CLEMSON FOOTBALL

'Swiss Army Knife': Wade Woodaz will be a key versatile player in Clemson's defense
Wade Woodaz proved to be a versatile impact player as a freshman.

'Swiss Army Knife': Wade Woodaz will be a key versatile player in Clemson's defense


by - Staff Writer -

MIAMI GARDENS, FL – I don't know if defensive coordinator Wes Goodwin is fond of carrying a pocket knife, but when it comes to his defense, he has a Swiss Army Knife at his disposal.

Freshman Wade Woodaz is listed as a linebacker, but as we all saw throughout the season, he can lineup at safety and on the defensive line, and he's a force on special teams.

Fellow linebacker Barrett Carter deemed Woodaz the 'Swiss Army Knife' because of his versatility and ability to thrive at any position he's asked to play.

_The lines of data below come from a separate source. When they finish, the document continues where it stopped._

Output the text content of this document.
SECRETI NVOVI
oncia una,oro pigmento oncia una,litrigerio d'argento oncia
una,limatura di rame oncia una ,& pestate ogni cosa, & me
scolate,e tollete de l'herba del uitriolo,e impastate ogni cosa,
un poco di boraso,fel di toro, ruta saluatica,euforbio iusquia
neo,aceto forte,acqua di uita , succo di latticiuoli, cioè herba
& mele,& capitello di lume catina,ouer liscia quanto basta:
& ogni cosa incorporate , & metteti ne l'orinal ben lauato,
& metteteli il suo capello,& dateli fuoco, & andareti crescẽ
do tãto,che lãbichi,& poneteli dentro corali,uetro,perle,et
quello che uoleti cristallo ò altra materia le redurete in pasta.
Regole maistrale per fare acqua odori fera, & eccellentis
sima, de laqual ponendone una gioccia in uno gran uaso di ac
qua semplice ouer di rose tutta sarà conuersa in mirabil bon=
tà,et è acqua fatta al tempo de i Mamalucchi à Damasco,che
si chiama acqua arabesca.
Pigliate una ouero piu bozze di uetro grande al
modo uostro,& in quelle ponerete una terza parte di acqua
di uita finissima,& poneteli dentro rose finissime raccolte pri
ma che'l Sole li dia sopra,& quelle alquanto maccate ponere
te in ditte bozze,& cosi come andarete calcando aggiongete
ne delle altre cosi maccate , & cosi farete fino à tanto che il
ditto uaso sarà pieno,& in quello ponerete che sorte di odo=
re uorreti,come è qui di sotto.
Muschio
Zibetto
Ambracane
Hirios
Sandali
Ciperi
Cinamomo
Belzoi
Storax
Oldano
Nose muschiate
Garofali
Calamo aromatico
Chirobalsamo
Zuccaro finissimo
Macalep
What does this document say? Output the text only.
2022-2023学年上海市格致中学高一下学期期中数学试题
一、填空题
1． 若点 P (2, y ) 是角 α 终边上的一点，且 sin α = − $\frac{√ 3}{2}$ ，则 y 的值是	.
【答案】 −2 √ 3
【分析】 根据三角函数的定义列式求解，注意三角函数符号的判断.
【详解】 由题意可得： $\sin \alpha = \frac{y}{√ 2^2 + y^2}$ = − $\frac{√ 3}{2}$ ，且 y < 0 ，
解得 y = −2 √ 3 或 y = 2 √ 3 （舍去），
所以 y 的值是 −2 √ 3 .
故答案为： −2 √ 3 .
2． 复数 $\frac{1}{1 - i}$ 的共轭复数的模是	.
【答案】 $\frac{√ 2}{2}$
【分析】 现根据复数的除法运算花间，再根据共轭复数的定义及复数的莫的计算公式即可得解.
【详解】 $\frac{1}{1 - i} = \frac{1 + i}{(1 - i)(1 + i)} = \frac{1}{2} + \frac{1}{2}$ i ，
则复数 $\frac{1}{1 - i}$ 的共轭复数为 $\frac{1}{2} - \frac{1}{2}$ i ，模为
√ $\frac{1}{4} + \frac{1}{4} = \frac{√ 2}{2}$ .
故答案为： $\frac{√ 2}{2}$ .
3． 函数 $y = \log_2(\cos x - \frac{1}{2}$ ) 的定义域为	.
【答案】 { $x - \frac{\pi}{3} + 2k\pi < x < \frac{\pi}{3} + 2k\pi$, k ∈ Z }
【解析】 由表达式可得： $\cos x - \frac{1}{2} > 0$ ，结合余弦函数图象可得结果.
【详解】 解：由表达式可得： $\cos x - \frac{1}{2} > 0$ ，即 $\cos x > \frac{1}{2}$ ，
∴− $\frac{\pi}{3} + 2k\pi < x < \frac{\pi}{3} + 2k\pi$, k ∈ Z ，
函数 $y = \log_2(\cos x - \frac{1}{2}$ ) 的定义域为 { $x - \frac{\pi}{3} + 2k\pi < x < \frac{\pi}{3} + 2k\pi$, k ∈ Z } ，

"It's extremely important because offenses are evolving, so you need guys that can play many different positions that you can plug in anywhere," Carter said before the Orange Bowl. "Wade can play linebacker, safety, on the d-line. He can play any position you throw him at, and he can excel at that position. Wade is a Swiss Army Knife in our defense. I'm proud of Wade and the way he shows up every day and the way he excels every day."

Carter said Woodaz's athleticism caught him by surprise.

"Wade is sneaky athletic. I've seen Wade jump up for balls that he shouldn't have caught, but his athleticism is going to take him so far along with the mental side," Carter said. "Just how high he can jump. That really surprised me because I hadn't seen any of Wade, but when I saw him get up, I was like, 'Dang.' It really surprised me."

When asked where his ability to play multiple positions came from, Woodaz immediately thanked his parents for good genes before saying he prides himself on excelling at the mental aspect of football.

"My parents blessed me with some pretty good genetics," Woodaz told TigerNet after the Orange Bowl. "I'm tall, fast, and have long limbs. Then, obviously, the mental game is learning multiple positions is the biggest part of it because you have to know what to do if you're going to go play multiple positions."

Learning how to study the game from his older teammates has allowed him to stand out on the field.

"Mentally, 100 percent. Just my mindset going into games, film study," Woodaz said. "The older guys have instilled it in me; the need for film study and how you have to be prepared. I feel like that part of my game has developed greatly."

Woodaz didn't enroll in school until June, so to have earned a starting job by the end of his freshman season is something he takes pride in.

"It's an honor. I didn't really expect this coming in, but for them to throw me in and be able to go make some plays, it's an honor," he said.